Archive for January 5, 2010
From Boards to Bridges: The Case for Software Engineering
Barb and I are just leaving (we hope! serious snow here!) Rochester, New York where we were visiting Rochester Institute of Technology (RIT) as guests of Paul Tyman. Barb showed high school teachers and faculty interested in outreach some of her favorite toys and nifty ideas for teaching CS to high school students. (We made it through security with a Pleo, Pico Cricket, a Scribbler, and a Lilypad.) I gave a talk on meeting the computing education needs of non-computing majors.
One of the RIT faculty, Axel Schreiner, said that he had no problem with non-computing professionals building scripts and spreadsheets for themselves. He was very concerned that these end-users understand why such approaches did not scale and were not robust. He had an analogy that I thought worked well for explaining why real software engineering was necessary.
Imagine that you have a stream that you have to cross on an occasional basis. You might put a board across that stream to get to the other side. That board will work perfectly well for a lot of the time, maybe even most of the time.

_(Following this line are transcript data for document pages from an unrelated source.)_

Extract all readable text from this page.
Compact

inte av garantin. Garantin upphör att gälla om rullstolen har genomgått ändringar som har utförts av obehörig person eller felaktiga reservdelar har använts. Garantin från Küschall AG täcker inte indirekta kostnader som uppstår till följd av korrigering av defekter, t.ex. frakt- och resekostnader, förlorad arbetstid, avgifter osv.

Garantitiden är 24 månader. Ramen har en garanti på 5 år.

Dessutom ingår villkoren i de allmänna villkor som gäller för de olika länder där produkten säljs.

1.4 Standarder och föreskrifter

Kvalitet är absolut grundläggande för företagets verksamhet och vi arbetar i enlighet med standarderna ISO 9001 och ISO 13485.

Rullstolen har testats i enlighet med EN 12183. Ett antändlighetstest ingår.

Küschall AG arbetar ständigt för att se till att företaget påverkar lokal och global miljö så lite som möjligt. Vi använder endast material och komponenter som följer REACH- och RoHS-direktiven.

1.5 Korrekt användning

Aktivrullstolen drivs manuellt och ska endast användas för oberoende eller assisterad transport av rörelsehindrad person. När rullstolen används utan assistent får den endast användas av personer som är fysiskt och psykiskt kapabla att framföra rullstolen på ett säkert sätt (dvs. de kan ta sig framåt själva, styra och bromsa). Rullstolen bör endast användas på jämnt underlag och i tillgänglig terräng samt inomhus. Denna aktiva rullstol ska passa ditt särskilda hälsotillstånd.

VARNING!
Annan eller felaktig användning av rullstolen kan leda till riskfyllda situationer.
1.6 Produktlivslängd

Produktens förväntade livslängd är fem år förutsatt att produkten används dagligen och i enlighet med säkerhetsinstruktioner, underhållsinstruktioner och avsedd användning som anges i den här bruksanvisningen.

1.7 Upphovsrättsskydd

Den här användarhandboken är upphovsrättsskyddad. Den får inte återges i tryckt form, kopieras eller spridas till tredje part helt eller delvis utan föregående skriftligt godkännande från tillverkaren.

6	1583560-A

That board is a script that a user might write up to solve a simple problem, to do a one-time task, to clean up some data, or to draw some graph.
What if you want to cross that stream more often, or even regularly? That board will wear out. You can put up a replacement board, so a series of boards might work just fine for you. Maybe putting down a board each time one wears out is a reasonable cost instead of doing something more serious. The script isn’t all that stable nor robust.
Now let’s imagine that you need to start carrying some more serious weight across the stream. You might lay down two boards next to one another. That doesn’t really work, as you’ll soon find out. The boards separate, or things fall between them, or they still can’t bear the weight. The script doesn’t scale.
At some point, you may decide that you really want a bridge, something solid and robust that you can build once and basically forget about because it just works so well for so many purposes. Once you’ve decided to build a bridge, you might as well make it pretty, even beautiful. If you’re going to pay the cost for engineering, the increment to have something elegant and beautiful is worth it.
Axel convinced me that this is an important learning objective for end-users: To realize when they need more than an end-user solution, more than a board across the stream.